Trying to keep team morale high: Afridi
Sept. 1: Pakistan one-day captain Shahid Afridi said he was looking forward to getting back to cricket despite the “challenge” of leading a team engulfed in a spot-fixing scandal. Pakistan are due to play Somerset here on Thursday in their first game since several members of the side were implicated in a betting scam.
Afridi, speaking to reporters at Somerset’s County Ground on Wednesday, said: “We are definitely looking forward to getting back to cricket. We did a very good practice session yesterday (Tuesday). Myself and the coach (Waqar Younis) are trying to keep morale high. It’s always very difficult in these conditions against a good team but they are all really focused.”
The News of the World alleged on Sunday that bowlers Mohammad Asif and Mohammad Amir, as well as Test captain Salman Butt, were involved in a plan to deliberately bowl no-balls in the fourth Test against England last week as part of a scheme devised by a ‘fixer’ it had contacted in a ‘sting’ operation.
Afridi didn’t play in that match, having resigned the Test captaincy after Pakistan’s 150-run loss in the first of two Tests against Australia at Lord’s in July. But the leg-spinning all-rounder remained captain of Pakistan’s one-day and Twenty20 teams.
He has now returned for the limited overs leg of the tour, which sees Pakistan play two Twenty20 internationals against England — the reigning world champions in that format — in Cardiff on Sunday and Tuesday, before the teams contest a five-match one-day series.

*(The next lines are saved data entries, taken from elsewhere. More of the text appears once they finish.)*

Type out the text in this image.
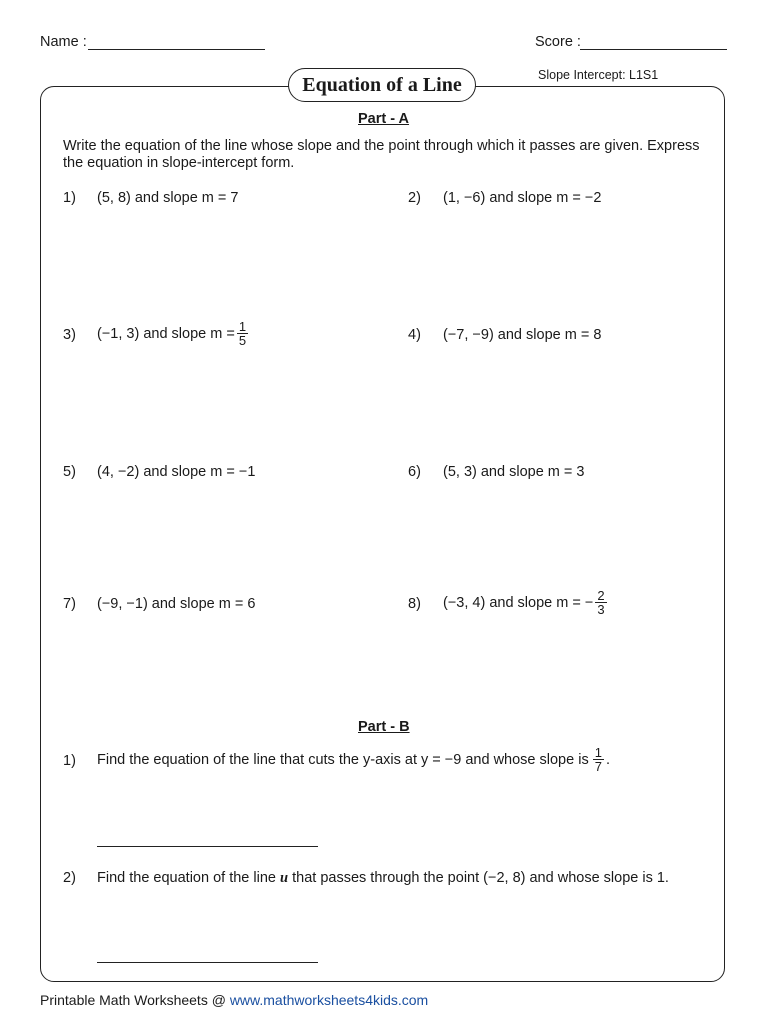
Name :	Score :
Equation of a Line	Slope Intercept: L1S1
Part - A
Write the equation of the line whose slope and the point through which it passes are given. Express
the equation in slope-intercept form.
1) (5, 8) and slope m = 7	2) (1, −6) and slope m = −2
3) (−1, 3) and slope $m = \frac{1}{5}$	4) (−7, −9) and slope m = 8
5) (4, −2) and slope m = −1	6) (5, 3) and slope m = 3
7) (−9, −1) and slope m = 6	8) (−3, 4) and slope m = − $\frac{2}{3}$
Part - B
1) Find the equation of the line that cuts the y-axis at y = −9 and whose slope is $\frac{1}{7}$ .
2) Find the equation of the line u that passes through the point (−2, 8) and whose slope is 1.
Printable Math Worksheets @ www.mathworksheets4kids.com
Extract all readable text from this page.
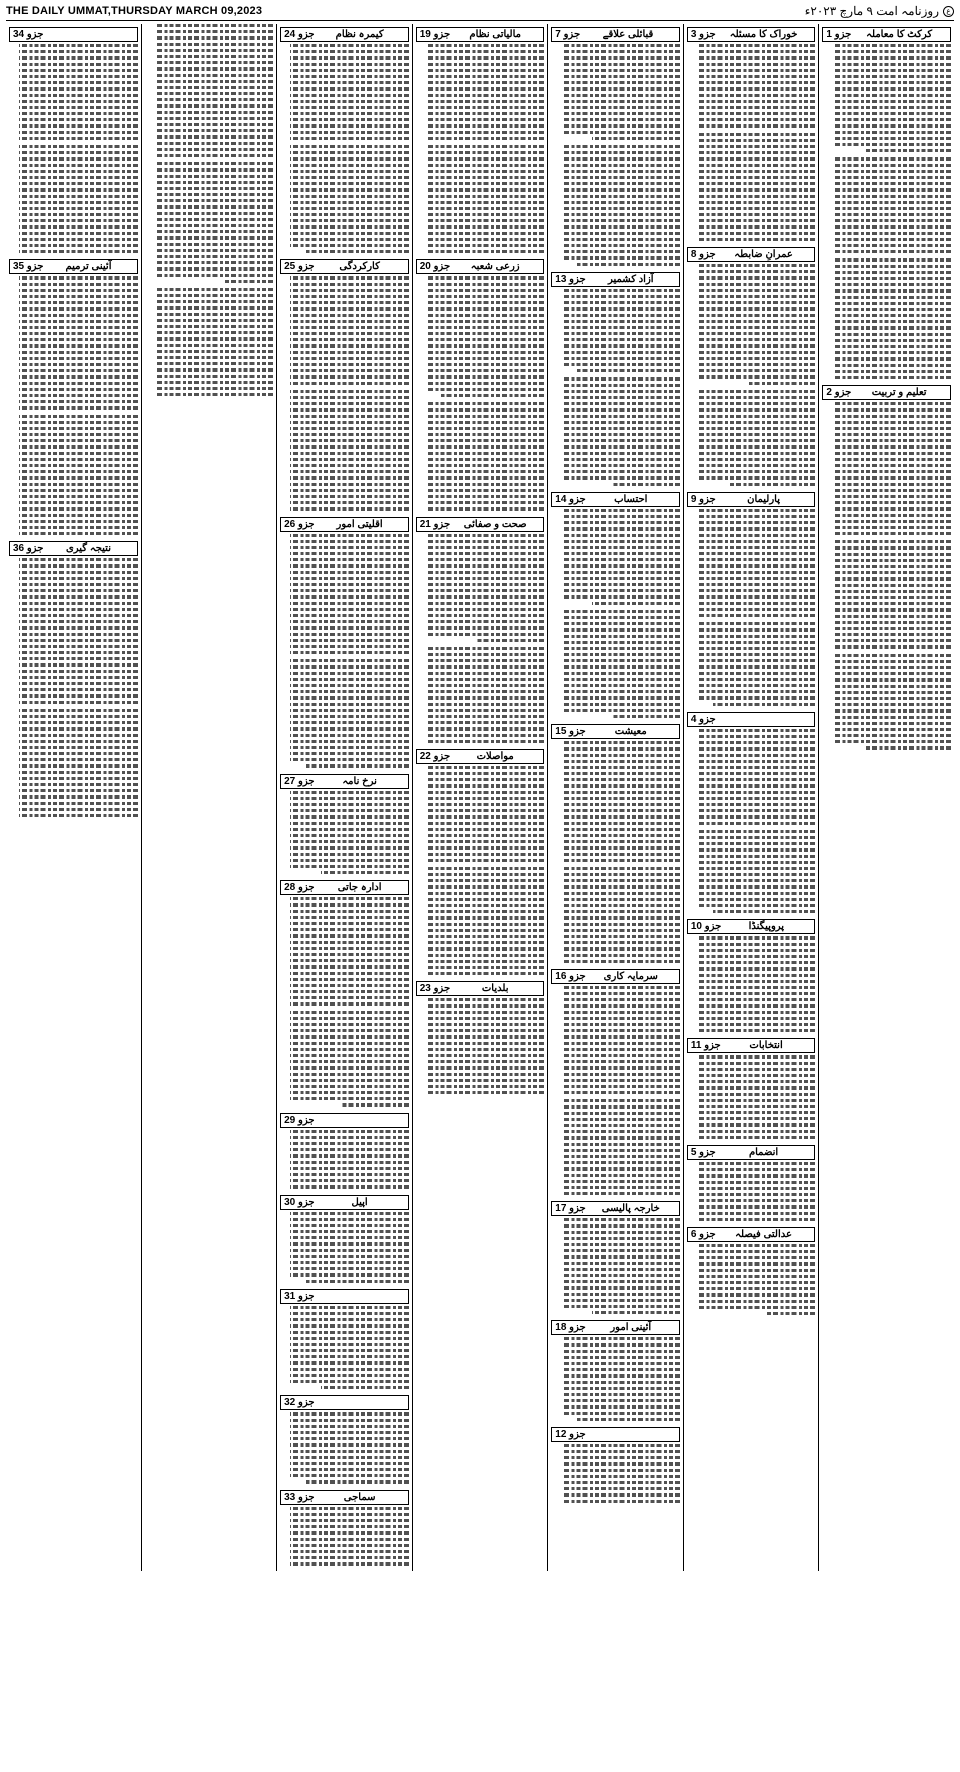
THE DAILY UMMAT,THURSDAY MARCH 09,2023	ع
روزنامہ امت ۹ مارچ ۲۰۲۳ء
کرکٹ کا معاملہ
جزو 1
تعلیم و تربیت
جزو 2
خوراک کا مسئلہ
جزو 3
عمرانِ ضابطہ
جزو 8
پارلیمان
جزو 9
جزو 4
پروپیگنڈا
جزو 10
انتخابات
جزو 11
انضمام
جزو 5
عدالتی فیصلہ
جزو 6
قبائلی علاقے
جزو 7
آزاد کشمیر
جزو 13
احتساب
جزو 14
معیشت
جزو 15
سرمایہ کاری
جزو 16
خارجہ پالیسی
جزو 17
آئینی امور
جزو 18
جزو 12
مالیاتی نظام
جزو 19
زرعی شعبہ
جزو 20
صحت و صفائی
جزو 21
مواصلات
جزو 22
بلدیات
جزو 23
کیمرہ نظام
جزو 24
کارکردگی
جزو 25
اقلیتی امور
جزو 26
نرخ نامہ
جزو 27
ادارہ جاتی
جزو 28
جزو 29
اپیل
جزو 30
جزو 31
جزو 32
سماجی
جزو 33
جزو 34
آئینی ترمیم
جزو 35
نتیجہ گیری
جزو 36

Afridi insisted his players would be able to put the furore to one side and concentrate on the task at hand when they faced Somerset. “What has happened has gone,” he said. “We are here to play good cricket. It’s a big challenge for me personally, playing in English conditions is always difficult.
“We are all looking forward to it. It has been really difficult but we can forget everything, get out, play the cricket and entertain the people.”
There were protests outside Pakistan’s hotel in London, where they lost the fourth Test by an innings and 225-runs — their heaviest Test loss — and with it the series 3-1. But there have been no protests at their Taunton hotel and Somerset chief executive Richard Gould was confident Thursday’s match would pass off without spectator unrest.
“We are not anticipating anything of that order,” Gould told reporters. “We’ve got a really good family atmosphere generally in the ground and I think that’s going to be all-pervading tomorrow (Thursday).
“I suspect there might be a little bit of humour thrown in, but we won’t let it go beyond that,” Gould added.